Major Waste Disposal estimates that the amount of garbage we toss, all together, on a daily basis, would fill 63,000 garbage trucks. This is why it's super important to reduce, reuse, and recycle — recycling helps us create more space, and make the most out of our materials and resources. Earth Day definitely pushes recycling, reminding us why it's important to take a second and put our garbage in the bins where it'd make the most difference.
2. Earth Day didn't take long to catch on.
In fact, 20 million people took part in the Earth Day activities of 1970, storming the streets to protest the industrial revolution. Unlike other starter holidays, people seemed psyched to celebrate it loud and proud. It's so big, that the Earth Day Network formed right around the same time, and currently works with 196 countries to help improve the environment.
3. It takes about a thousand years for plastic bottles to naturally break down.
Americans love plastic. But, Americans sometimes have a tough time recycling plastic. In 2012, we produced roughly 32 million tons of it, but it was reported that only about 25 percent of it was recycled. While this is kind of a petty percentage, the act of recycling really hit an upswing in the '90s — it used to be much, much worse. With Earth Day continually pushing the act of recycling, we can expect that percentage to grow a bunch in the future.

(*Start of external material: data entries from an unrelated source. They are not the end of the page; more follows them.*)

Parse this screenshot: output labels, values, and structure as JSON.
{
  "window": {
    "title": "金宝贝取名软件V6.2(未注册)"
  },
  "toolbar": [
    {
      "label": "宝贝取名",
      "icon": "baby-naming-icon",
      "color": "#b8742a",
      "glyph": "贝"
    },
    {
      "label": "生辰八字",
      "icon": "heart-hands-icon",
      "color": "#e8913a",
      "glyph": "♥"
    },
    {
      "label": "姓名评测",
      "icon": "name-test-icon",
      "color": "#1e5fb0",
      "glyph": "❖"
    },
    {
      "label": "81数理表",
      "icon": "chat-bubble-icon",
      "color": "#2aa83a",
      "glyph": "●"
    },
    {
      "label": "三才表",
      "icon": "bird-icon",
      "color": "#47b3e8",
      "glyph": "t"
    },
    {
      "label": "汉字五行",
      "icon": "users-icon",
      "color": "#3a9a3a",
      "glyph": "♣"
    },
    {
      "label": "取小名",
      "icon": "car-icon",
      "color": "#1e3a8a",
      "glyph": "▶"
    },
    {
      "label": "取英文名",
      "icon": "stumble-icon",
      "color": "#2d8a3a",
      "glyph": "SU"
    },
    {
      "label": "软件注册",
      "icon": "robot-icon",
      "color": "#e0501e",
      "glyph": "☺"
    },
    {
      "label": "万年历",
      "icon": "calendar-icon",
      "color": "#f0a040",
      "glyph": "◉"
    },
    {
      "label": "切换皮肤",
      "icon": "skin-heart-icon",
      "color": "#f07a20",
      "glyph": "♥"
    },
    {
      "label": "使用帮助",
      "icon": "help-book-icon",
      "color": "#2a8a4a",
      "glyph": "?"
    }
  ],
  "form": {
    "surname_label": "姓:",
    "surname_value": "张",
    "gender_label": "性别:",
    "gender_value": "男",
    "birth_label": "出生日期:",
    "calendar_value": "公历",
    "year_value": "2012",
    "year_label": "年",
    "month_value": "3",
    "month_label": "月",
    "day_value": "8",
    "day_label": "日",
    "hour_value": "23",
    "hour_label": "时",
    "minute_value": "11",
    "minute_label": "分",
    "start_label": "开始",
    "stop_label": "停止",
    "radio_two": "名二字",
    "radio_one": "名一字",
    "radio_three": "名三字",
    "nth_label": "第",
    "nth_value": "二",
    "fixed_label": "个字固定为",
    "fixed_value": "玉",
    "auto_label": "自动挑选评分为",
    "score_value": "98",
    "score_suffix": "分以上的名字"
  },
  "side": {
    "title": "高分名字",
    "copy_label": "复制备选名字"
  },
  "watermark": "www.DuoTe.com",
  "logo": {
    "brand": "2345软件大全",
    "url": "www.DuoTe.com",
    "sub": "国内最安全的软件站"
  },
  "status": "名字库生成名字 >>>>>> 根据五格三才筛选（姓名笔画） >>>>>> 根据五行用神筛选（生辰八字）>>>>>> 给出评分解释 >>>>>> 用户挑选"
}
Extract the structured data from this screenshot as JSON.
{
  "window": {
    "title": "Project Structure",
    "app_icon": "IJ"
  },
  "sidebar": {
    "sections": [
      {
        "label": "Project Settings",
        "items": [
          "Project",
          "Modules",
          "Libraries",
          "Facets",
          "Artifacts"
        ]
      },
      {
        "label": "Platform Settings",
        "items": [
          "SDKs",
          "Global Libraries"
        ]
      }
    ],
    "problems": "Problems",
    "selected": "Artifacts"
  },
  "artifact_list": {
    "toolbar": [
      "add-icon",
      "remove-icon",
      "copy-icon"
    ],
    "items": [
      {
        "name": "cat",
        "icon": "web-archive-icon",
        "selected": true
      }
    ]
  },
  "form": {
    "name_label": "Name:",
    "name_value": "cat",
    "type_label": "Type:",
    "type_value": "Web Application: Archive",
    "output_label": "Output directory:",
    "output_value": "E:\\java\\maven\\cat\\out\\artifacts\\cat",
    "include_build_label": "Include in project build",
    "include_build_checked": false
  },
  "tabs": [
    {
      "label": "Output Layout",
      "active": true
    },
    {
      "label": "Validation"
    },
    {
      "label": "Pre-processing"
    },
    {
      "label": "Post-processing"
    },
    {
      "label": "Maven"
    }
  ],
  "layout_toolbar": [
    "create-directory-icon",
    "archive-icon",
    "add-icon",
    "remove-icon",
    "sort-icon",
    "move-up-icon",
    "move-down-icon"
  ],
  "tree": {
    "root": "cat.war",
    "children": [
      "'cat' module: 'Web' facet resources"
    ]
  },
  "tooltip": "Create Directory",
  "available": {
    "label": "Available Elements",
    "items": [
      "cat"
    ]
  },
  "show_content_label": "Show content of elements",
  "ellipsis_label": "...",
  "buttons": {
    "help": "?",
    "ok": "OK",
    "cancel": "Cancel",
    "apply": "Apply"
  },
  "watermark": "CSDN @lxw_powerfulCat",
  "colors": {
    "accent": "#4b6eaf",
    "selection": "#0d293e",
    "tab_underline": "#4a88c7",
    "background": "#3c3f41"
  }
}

4. Recycling helps keep many jobs secure.
When you're making sure to separate your recyclables, think about how many jobs you're helping to create — 2.3 million, to be exact. So not only are you helping the Earth, but you're helping many people stay gainfully employed.
5. Speaking of trees, we use between 650 and 680 pounds of paper a year.
Earth Day is big with replanting trees, which is obviously good for providing oxygen, housing wildlife, and adding to the general aesthetic of the great outdoors. But, paper comes from trees — that's just a fact. And while we enjoy our Sunday funnies, it's important to know that 500,000 trees are used to create Sunday newspapers.
And that's just newspaper. What about printer paper? While more and more offices are getting better with making sure to recycle the paper that their printers chewed up, there's still a lot of work to be done. After all, TIME reports that by recycling one ton of paper, we'd be saving enough energy to heat an entire home for half of a year.
6. Disney is trying hard to spread the message.
Just a day before Earth Day in 2008, Disney founded "Disneynature," a company that works solely on documentaries about the Earth, and the animals that exist in it. It's located in Paris, and has released eight films so far. Its ninth is called Born In China, which will document endangered species found in China, and will be released on Earth Day this year. Its first film, Earth, debuted in America in 2009 and had the same exact premiere date.
7. Planting trees is important, since we're currently losing over 15 billion trees annually.
Obviously it's important to try and cut down our paper usage, but replacing what we've taken is equally important. According to TIME, our global percentage of trees has declined by 46 percent since humans took over — and that's a lot. It's why Earth Day takes pride in making sure we hit new records with planting trees. It's definitely an important step in fighting climate change.